Rangers made a ‘headline’ pre-tax profit of £9.5m, the result of an “accounting adjustment” following a statutory revaluation of its assets. When the club was floated on the London Stock Exchange, it raised more than £22m, about £17m from institutional investors in the City and £5m from the fans.
Green said that the silver lining to the adversity faced by the club in recent times was the “galvanising effect” on supporters. During the period, Rangers sold more than 38,000 season tickets, while the average home league attendance was 45,363. Rangers also announced new marketing and sponsorship agreements last week with Mike Ashley’s Sports Direct sports retailer, kit manufacturer Puma and Blackthorn Cider. “This has been a significant period in the club’s history, in which vital steps were taken to ensure the survival and rebuilding of one of the UK’s most venerable football institutions,” Green said. “The priority for the company to date has been to stabilise the business and put in place solid financial foundations for the future.”

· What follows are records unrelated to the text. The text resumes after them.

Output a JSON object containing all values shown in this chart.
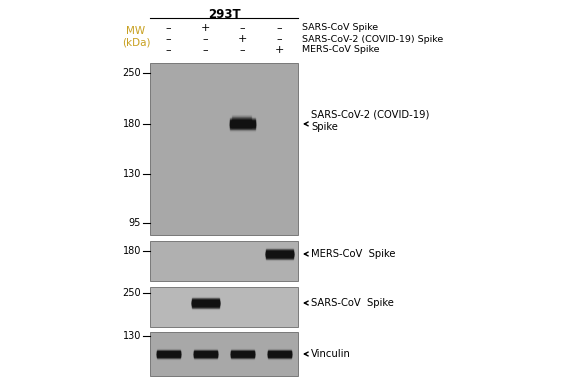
{
  "title": "293T",
  "bg_color": "#ffffff",
  "mw_label": "MW\n(kDa)",
  "mw_color": "#c8a020",
  "header_row1": [
    "–",
    "+",
    "–",
    "–"
  ],
  "header_row2": [
    "–",
    "–",
    "+",
    "–"
  ],
  "header_row3": [
    "–",
    "–",
    "–",
    "+"
  ],
  "side_label1": "SARS-CoV Spike",
  "side_label2": "SARS-CoV-2 (COVID-19) Spike",
  "side_label3": "MERS-CoV Spike",
  "arrow_label1": "SARS-CoV-2 (COVID-19)\nSpike",
  "arrow_label2": "MERS-CoV  Spike",
  "arrow_label3": "SARS-CoV  Spike",
  "arrow_label4": "Vinculin",
  "mw_p1": [
    250,
    180,
    130,
    95
  ],
  "mw_p2": [
    180
  ],
  "mw_p3": [
    250
  ],
  "mw_p4": [
    130
  ],
  "gel_color1": "#a8a8a8",
  "gel_color2": "#b0b0b0",
  "gel_color3": "#b8b8b8",
  "gel_color4": "#a8a8a8",
  "band_dark": "#111111",
  "band_mid": "#444444"
}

Rangers had cash in the bank of £21.2m as at December 2012. Green said: “Few football clubs today can take comfort from having positive cash balances, which will be spent wisely.”
Stockbridge said cost control also remained a priority on the non-playing side. He said taking matchday security in-house had saved Rangers about £200,000 a year, with a similar amount saved from streamlining management of facilities at the club. However, he added: “We have not cut staff or infrastructure [at Ibrox]. It needs to be run properly. We will invest in the club.”
Rangers have said they plan to transform the ground floor of Edmiston House, adjacent to the stadium, into a 10,000 square foot shop selling club merchandise, with a private members’ club and bar on the upper levels.
Rangers said they also continued to progress with their legal action against club players who had objected to the transfer of their contracts to the new entity.
Revenues from retail sales in the seven-month period were “disappointing”, the club admitted, mainly due to Rangers’ club sponsor JJB Sports going into
administration. Explaining why he felt it was pointless to chase JJB for royalty payments due, Green joked: “I might as well have chased a London taxi and got more satisfaction.”
The chief executive also said he believed there was a good chance Rangers would not have to pay top-dollar if it eventually pursued their desire to play in the English football league through litigation. “This would be so huge that we are convinced whichever lawyer would choose to go down that route we would get a good deal out of it. It would be creating legal history and so they might not charge their normal rate,” Green said.
Meanwhile, Malcolm Murray, group chairman, praised the good start made to the turnaround of the club, originally formed in 1872. Murray said: “In my 30 years investment experience, I have never seen a business move from the liquidation of one company to another’s successful flotation in such a short space of time.”
Rangers shares closed unchanged at 79.75p, but currently trading 14 per cent above the 70p December flotation price.